Council OKs Anthony’s bid

Tue., Oct. 30, 2012, midnight

City approves $3.9 million sale to restaurant

Anthony’s has been sold to Anthony’s.

The Spokane City Council voted 4-3 Monday afternoon to award the city-owned restaurant property overlooking the Spokane Falls to Bellevue-based Mad Anthony’s Restaurants for $3.9 million. That’s the same company that leases the building for its Anthony’s seafood restaurant.

Selling the parcel hasn’t been controversial; the council earlier this year unanimously voted to accept bids. But some council members thought the second-highest offer deserved more consideration.

Budd Gould, founder and co-owner of Mad Anthony’s, said he was relieved that the sale is completed and that the restaurant’s 80 employees won’t have to look for new jobs.

“We looked at it as preserving a successful business,” said Gould, who lives in Kirkland and attended Monday’s meeting.

Mad Anthony’s has leased the building at 520 N. Post Street from the city for $10,000 a month since 2004.

The restaurant chain owns 27 restaurants. Most are in Washington.

Spokane Mayor David Condon unveiled plans earlier this year to sell unneeded property. The Anthony’s site is most likely the highest-profile of the parcels to be sold.

Lawrence Stone submitted the second-highest bid – a $3.6 million offer as part of a plan to combine the restaurant building with the adjacent former YWCA property, which he bought in 2010, into a commercial and residential development.

Stone owns SCAFCO, a Spokane-based manufacturer of silos and steel studs that is poised to open operations at the former Playfair property in East Spokane.

Councilman Jon Snyder said the property represents one of the last major opportunities for a substantial development on the shores of Spokane Falls.

“I guess I couldn’t figure out why we couldn’t slow this down,” Snyder said.

Council President Ben Stuckart criticized the administration for not completing an in-depth analysis previous to recommending that the council choose Anthony’s.

Jan Quintrall, Spokane’s business and developer services director, said Mad Anthony’s was the preferred choice because the firm bid higher and had a complete plan.

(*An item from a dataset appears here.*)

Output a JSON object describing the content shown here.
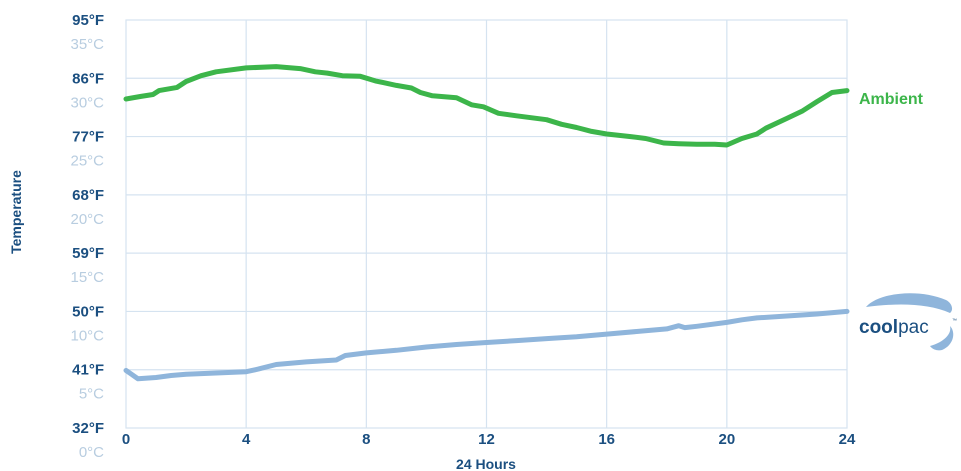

Stone’s bid, she said, didn’t have many specifics.

She said the administration will work to include the council in more of the bidding processes in future property sales.

Supporters of the decision said selling to Anthony’s doesn’t rule out a larger development project in the future.

“This decision doesn’t prevent Mr. Stone from working with Anthony’s,” said Councilman Mike Allen.

The city purchased the land in the 1990s with a federal grant to make room for a Spokane River bridge that was never built.

About $3 million of the sale will go to the city’s arterial street fund.